# Общий раздел > Форум свободного общения >  Откосим от армии?

## Asteriks

*Как не хочется в армии служить! Ищут люди способы "откосить" от отдачи долга Отечеству. И не гнушаются никаких способов. Даже геями прикидываются.*

----------


## Asteriks

*Берут ли геев в белорусскую армию?*
Автор: Гомельский реалист 
Сайт: http://gogomel.net

Поводом для данной статьи стало сообщение на одном из белорусских сайтов, что редактор сайта для геев (не будем публиковать адрес, дабы не создавать рекламу) не будет призван на службу в белорусскую армию. Причина вполне определенная – парень – гей.

По законодательству, если у Вас нет никаких ограничений, связанных со здоровьем, Вы (конечно, если Вы гей) будете внесены в список призывников. Но. “Армия – это для настоящих мужчин”. Если честно, тяжело себе представить гея в армии. Вы себе это представляете? Его либо “сломают”, морально растопчут, либо… Либо он никогда в этом не признается.

Даже если Вы создали полную картину своего имиджа, и призывная комиссия сразу поймет, что Вы – не врете, придётся всё же выполнить пару-тройку походов в специальные лечебные учреждения для доказательства Вашей истинной сущности. Вам предстоит поход в психо-неврологический диспансер. Там Вас “обследуют” на предмет спора. Не забывайте, что армии нужны настоящие мужчины, и армия будет за Вас бороться! В особо сложных случаях (если Вы тщательно скрываете свою нетрадиционную ориентацию в обычной жизни) могут отправить в психиатрическую лечебницу. И всё заново придётся доказывать уже там. Могут пригласить кого-нибудь, кто знает Вас очень давно. Например, маму-папу, бабушку-дедушку. Для того чтобы подробненько расспросить о Вашей жизни. И поверьте, что обмануть вряд ли получится: там работают психологи (психиатры?)-профессионалы, и они такие истории слышат не первый раз.

Чем же могут мотивировать “отказ” от службы в армии. Ведь по всем физиологическим признакам Вы – вроде как мужчина. Но есть ещё и психическое здоровье. Есть много разных “статей”, в которых перечисляются причины: от религиозных взглядов и до образа жизни призывника. Именно под образ жизни, вероятнее всего, и попадают призывники-геи. Хотя, возможно, просто таким призывникам не место в армии.
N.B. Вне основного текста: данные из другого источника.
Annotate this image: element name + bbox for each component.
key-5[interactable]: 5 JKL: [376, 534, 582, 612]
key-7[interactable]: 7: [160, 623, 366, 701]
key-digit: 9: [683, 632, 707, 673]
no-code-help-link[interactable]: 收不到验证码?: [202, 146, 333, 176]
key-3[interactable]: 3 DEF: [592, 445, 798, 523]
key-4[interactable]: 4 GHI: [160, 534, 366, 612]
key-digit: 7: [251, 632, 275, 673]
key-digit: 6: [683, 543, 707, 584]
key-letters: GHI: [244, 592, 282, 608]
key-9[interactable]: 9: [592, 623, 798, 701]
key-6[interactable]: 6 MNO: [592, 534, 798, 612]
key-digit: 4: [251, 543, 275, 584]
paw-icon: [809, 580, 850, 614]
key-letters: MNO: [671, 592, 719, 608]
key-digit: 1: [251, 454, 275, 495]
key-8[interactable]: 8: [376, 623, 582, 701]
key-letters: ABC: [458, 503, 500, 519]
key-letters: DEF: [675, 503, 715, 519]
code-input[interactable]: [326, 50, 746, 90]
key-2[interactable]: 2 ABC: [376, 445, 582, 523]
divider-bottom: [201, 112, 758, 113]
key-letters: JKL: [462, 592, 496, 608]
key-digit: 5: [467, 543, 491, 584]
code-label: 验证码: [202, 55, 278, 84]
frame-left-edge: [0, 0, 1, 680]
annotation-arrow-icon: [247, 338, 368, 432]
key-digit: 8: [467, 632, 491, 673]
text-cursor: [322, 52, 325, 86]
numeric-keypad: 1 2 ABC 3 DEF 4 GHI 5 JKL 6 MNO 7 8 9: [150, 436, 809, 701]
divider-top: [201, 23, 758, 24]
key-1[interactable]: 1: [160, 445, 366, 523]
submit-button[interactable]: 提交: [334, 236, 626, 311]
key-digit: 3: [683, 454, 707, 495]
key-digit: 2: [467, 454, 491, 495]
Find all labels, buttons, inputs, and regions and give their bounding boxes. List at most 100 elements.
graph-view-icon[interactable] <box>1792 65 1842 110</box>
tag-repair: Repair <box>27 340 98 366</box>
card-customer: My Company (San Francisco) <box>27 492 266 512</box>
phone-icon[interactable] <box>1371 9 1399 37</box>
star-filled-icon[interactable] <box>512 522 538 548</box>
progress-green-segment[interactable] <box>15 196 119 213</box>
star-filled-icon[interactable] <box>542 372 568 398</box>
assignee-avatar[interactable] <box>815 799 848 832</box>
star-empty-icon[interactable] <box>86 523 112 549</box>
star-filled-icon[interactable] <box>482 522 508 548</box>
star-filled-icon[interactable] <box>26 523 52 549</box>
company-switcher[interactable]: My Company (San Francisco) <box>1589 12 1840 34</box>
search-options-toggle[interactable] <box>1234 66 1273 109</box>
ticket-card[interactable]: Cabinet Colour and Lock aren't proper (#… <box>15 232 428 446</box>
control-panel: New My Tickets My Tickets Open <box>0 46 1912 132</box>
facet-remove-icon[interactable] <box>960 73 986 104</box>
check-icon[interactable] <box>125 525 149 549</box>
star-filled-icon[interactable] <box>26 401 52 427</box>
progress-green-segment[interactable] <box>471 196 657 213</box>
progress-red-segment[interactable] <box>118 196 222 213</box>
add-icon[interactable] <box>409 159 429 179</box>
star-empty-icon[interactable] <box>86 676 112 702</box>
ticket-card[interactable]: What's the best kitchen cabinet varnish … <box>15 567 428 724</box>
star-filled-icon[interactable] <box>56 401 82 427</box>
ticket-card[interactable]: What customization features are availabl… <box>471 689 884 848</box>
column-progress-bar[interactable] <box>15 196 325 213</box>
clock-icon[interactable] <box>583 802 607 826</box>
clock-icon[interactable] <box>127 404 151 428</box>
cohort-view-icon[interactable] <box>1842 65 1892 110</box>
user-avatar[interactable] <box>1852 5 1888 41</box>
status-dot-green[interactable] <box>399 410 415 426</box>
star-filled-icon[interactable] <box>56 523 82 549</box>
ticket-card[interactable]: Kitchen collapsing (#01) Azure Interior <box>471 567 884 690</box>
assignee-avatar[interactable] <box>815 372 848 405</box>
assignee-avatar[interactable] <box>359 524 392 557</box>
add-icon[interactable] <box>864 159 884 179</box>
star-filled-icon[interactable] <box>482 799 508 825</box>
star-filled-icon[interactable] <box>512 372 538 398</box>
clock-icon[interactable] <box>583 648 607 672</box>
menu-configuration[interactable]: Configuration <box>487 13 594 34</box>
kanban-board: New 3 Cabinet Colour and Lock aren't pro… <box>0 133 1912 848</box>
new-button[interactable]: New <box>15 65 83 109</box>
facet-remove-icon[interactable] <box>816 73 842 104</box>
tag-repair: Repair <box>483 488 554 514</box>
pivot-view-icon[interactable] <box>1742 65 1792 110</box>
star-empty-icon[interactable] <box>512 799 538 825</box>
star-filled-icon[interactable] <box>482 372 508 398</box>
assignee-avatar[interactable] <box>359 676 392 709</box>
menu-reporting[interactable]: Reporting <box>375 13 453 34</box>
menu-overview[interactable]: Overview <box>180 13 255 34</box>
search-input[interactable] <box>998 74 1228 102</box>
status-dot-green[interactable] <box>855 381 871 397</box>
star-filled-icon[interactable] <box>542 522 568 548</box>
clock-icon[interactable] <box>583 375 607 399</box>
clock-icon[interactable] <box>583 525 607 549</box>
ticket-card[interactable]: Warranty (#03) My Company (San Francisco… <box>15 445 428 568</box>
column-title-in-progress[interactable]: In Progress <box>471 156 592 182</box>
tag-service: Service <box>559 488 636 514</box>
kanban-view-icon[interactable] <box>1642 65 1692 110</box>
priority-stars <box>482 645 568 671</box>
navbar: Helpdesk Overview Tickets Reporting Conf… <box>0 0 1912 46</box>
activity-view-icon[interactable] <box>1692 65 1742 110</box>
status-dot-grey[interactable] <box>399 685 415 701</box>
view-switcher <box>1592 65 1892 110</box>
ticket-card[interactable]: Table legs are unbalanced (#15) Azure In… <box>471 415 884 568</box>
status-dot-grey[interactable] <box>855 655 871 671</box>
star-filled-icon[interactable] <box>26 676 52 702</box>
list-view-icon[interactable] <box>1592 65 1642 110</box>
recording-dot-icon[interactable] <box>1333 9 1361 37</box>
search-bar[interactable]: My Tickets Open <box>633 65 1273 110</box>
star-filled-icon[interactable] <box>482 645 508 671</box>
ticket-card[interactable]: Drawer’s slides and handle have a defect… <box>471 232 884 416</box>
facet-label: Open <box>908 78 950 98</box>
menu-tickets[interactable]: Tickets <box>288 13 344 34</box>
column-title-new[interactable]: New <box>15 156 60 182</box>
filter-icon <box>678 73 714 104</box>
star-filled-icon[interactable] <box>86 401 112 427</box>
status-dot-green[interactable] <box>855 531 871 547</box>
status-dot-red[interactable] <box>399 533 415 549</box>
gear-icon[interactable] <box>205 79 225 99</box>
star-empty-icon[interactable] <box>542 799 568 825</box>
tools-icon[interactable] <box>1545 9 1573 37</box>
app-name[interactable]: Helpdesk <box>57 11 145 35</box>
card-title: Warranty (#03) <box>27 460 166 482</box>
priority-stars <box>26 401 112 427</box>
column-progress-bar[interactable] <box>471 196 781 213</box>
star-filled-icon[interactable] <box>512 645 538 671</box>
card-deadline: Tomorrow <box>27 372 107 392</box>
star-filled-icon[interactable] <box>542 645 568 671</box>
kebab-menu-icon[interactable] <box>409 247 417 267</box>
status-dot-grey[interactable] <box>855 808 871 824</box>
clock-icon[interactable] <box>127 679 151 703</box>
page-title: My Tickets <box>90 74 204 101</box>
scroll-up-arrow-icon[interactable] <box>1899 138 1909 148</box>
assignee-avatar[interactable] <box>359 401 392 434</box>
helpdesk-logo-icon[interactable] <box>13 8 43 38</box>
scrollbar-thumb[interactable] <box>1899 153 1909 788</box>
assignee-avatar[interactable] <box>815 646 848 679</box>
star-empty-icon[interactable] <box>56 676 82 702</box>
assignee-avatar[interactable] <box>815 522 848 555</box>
Признаюсь честно, у меня нет таких знакомых, кто бы с помощью этого способа откосил от армии. Может, читатели прольют свет на данный вопрос? Есть ли у Вас подобные случаи “откоса” от армии. Или наоборот: когда армия делала из “мужчины” – настоящего мужчину.

----------


## Akasey

нечего там делать, в этой армии.

----------


## Asteriks

Почему-то боятся юноши армии. Значит, и там бардак, как и везде в стране.

----------